Delegate Herring spoke of one of the bills she patroned, which was HB 2436. The bill stated that any qualified health benefits plan offered through an exchange shall be neither required to provide nor prohibited from providing insurance coverage for abortion services. This bill was a proactive bill to prevent anticipated bans on private insurance coverage for abortion services. Unfortunately, her bill was tabled in committee. Sadly, we did see a ban on private insurance coverage of abortion care, in the form of Governor McDonnell’s amendment to House Bill 2434, which would have simply created the state’s insurance exchange.

Senator Whipple discussed the TRAP (Targeted Regulation of Abortion Providers) bill and the importance of the Senate Committee on Education and Health in defeating anti-choice legislation. She stated that many negative bills pass the House, but are defeated by women’s health allies in the Senate Committee on Education and Health. Several years ago, legislators wrote into the rules of the Senate that any bills related to abortion would automatically have to go to this Committee, which has been able to defeat a multitude of anti-reproductive-rights bills (even when the Committee had a Republican* majority).

Senator Barker talked about one of the positives coming out of this year’s 2011 General Assembly, which was Senate Bill 967. This bill would have added Family Life Education to the standards of learning guidelines and required all FLE programs be medically-accurate and science-based. The bill passed the full Senate and was defeated by a tie vote in House sub-committee (which is great progress). Senator Barker noted FLE has helped reduce teen pregnancy by a large percent. He also explained how some more moderate representatives used to vote for reproductive rights in the past but are now under extraordinary pressure from conservative organizations to vote no on any reproductive right bills. The fear is that any conservative legislator who votes even once for reproductive rights will automatically have a primary challenger who will most likely beat them in the primaries. Senator Barker said that “if we were able to have secret votes on the floor of the Senate on these types of bills, then we would have 25 to 30 votes on every one of these bills, to kill these bad bills.”

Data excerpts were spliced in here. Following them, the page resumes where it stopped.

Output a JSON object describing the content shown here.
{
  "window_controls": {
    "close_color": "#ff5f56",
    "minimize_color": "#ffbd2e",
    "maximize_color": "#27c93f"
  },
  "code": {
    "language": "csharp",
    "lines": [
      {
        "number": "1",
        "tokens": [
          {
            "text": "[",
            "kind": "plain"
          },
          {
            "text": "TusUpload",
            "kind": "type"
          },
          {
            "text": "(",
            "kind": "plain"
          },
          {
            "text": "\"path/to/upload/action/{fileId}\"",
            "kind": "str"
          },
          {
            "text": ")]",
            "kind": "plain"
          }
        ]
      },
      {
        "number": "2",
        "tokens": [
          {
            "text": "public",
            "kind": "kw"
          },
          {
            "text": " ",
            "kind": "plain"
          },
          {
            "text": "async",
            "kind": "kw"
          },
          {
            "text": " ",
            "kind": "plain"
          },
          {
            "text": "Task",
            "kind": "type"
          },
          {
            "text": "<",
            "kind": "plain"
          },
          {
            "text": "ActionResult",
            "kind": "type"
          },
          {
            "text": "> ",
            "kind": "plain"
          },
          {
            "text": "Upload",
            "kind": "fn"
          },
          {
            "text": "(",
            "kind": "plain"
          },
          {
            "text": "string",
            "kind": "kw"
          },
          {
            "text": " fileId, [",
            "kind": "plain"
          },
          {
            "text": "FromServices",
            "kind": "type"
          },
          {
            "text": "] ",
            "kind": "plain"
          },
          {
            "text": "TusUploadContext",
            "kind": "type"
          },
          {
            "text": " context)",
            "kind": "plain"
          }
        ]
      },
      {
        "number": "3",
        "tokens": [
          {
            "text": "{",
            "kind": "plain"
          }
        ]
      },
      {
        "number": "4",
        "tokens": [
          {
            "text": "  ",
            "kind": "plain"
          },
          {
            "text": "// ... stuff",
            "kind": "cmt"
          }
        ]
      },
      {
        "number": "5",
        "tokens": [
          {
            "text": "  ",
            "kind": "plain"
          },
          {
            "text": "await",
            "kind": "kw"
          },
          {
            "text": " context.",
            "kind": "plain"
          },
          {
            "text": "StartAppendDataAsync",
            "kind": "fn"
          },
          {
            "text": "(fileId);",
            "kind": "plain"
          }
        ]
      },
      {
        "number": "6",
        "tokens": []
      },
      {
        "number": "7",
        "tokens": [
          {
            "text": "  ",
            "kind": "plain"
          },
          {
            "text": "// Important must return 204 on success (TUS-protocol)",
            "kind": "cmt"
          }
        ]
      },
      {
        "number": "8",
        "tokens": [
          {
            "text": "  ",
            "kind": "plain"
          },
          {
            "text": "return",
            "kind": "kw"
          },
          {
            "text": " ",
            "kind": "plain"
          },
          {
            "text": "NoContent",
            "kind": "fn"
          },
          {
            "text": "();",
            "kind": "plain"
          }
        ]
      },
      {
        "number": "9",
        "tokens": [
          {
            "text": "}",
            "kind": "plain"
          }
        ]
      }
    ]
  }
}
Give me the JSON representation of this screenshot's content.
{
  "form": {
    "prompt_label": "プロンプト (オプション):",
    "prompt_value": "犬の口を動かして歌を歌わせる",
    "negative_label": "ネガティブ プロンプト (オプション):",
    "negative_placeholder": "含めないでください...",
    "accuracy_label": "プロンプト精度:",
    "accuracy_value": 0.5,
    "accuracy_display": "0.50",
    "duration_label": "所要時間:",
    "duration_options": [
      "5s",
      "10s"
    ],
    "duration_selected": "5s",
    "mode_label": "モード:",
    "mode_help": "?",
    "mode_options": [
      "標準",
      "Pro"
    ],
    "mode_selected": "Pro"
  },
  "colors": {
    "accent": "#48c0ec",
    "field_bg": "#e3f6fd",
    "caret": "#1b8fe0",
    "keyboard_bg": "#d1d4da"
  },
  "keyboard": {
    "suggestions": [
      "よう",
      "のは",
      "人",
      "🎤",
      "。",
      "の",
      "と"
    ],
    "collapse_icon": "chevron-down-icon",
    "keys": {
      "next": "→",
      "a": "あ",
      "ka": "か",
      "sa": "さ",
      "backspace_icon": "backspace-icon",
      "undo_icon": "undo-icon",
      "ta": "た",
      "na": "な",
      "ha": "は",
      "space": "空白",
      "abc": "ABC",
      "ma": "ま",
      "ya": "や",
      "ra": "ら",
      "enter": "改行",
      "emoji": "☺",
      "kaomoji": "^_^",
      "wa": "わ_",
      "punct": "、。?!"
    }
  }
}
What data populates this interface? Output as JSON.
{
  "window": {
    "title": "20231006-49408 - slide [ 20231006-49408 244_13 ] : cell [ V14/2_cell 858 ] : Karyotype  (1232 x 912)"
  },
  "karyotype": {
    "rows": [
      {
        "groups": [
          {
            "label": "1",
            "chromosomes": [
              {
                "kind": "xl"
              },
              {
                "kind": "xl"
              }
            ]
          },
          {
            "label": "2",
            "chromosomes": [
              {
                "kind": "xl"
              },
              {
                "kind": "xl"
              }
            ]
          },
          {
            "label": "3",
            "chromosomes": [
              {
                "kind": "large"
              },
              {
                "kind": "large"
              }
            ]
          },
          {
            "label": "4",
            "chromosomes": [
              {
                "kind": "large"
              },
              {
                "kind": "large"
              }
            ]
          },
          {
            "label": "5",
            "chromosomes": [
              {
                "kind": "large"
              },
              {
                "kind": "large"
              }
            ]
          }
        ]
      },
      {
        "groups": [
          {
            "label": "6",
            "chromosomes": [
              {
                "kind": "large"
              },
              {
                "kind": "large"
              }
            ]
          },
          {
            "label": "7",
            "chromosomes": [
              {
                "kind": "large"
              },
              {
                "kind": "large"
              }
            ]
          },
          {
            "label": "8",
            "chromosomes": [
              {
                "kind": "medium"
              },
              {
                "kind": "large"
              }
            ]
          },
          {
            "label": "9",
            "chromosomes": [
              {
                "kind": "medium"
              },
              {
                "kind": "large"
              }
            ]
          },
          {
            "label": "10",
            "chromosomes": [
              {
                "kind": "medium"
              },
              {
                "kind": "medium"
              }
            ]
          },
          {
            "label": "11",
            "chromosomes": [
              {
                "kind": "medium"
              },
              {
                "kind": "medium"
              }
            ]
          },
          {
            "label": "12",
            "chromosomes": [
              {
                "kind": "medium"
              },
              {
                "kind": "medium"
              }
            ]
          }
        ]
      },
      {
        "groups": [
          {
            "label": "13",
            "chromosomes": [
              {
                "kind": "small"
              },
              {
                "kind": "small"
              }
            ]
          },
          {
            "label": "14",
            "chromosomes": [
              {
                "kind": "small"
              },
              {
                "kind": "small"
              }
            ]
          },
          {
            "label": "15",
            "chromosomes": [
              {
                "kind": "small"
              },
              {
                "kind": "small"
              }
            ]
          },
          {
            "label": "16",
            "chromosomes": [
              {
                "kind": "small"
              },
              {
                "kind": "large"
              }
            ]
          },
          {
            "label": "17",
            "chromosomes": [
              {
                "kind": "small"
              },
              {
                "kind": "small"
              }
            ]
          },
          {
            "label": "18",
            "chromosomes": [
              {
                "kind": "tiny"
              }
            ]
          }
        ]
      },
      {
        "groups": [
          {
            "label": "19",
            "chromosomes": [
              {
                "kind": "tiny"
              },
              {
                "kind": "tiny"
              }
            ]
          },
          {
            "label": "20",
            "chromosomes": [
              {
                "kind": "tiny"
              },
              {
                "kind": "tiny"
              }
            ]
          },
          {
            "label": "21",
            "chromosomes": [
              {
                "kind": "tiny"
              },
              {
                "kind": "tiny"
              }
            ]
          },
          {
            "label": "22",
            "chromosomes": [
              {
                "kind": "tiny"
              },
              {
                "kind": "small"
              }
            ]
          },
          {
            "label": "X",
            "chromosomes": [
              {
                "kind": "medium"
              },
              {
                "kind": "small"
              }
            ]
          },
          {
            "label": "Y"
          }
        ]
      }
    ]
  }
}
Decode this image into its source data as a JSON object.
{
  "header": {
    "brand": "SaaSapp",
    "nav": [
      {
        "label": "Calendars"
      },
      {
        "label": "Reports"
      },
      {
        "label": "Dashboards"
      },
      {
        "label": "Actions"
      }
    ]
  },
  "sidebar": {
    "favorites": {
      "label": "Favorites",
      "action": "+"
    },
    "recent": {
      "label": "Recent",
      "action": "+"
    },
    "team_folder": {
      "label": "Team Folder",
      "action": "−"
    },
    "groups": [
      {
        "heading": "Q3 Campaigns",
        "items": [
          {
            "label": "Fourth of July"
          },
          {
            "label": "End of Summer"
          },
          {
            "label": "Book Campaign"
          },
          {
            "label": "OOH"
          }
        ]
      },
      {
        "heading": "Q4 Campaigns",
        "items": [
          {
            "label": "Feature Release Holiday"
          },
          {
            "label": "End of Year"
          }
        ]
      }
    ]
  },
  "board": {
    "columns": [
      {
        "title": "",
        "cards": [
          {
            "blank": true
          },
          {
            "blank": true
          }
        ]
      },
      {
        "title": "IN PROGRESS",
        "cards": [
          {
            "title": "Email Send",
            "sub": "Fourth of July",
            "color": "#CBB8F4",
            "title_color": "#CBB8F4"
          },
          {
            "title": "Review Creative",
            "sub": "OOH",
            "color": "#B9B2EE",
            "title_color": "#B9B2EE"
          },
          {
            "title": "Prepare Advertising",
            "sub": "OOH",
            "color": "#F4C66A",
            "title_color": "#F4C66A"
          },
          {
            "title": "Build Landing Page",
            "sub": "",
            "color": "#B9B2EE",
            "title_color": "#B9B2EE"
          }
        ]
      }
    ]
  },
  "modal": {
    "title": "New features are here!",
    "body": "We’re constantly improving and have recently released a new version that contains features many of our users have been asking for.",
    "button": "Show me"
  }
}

I, like many of the attendees, left this year’s Legislative Debriefing feeling passionate and angry over the current erosion of reproductive rights. This is an important time for people to get angry and to fight back, as reproductive rights are under attack all across the country right now. (In fact, 916 bills dealing with reproductive rights have been proposed across the country this year alone.) Anti-choice groups are no longer looking to outright overturn Roe v. Wade because they know that they can whittle down reproductive rights through the states, one bill at a time. This is why it is so important for Virginians to volunteer for pro-choice candidates in the summer and fall and to come out and vote for pro-choice candidates in this year’s statewide election.

As a helpful guide to know how your legislator ranks, we had a first glimpse of our 2011 scorecard during the debriefing. The scorecard allows you to see how your elected official stacks up on choice. Check back soon to see the full scorecard online.

*Supporting access to comprehensive reproductive health care options is not a partisan issue.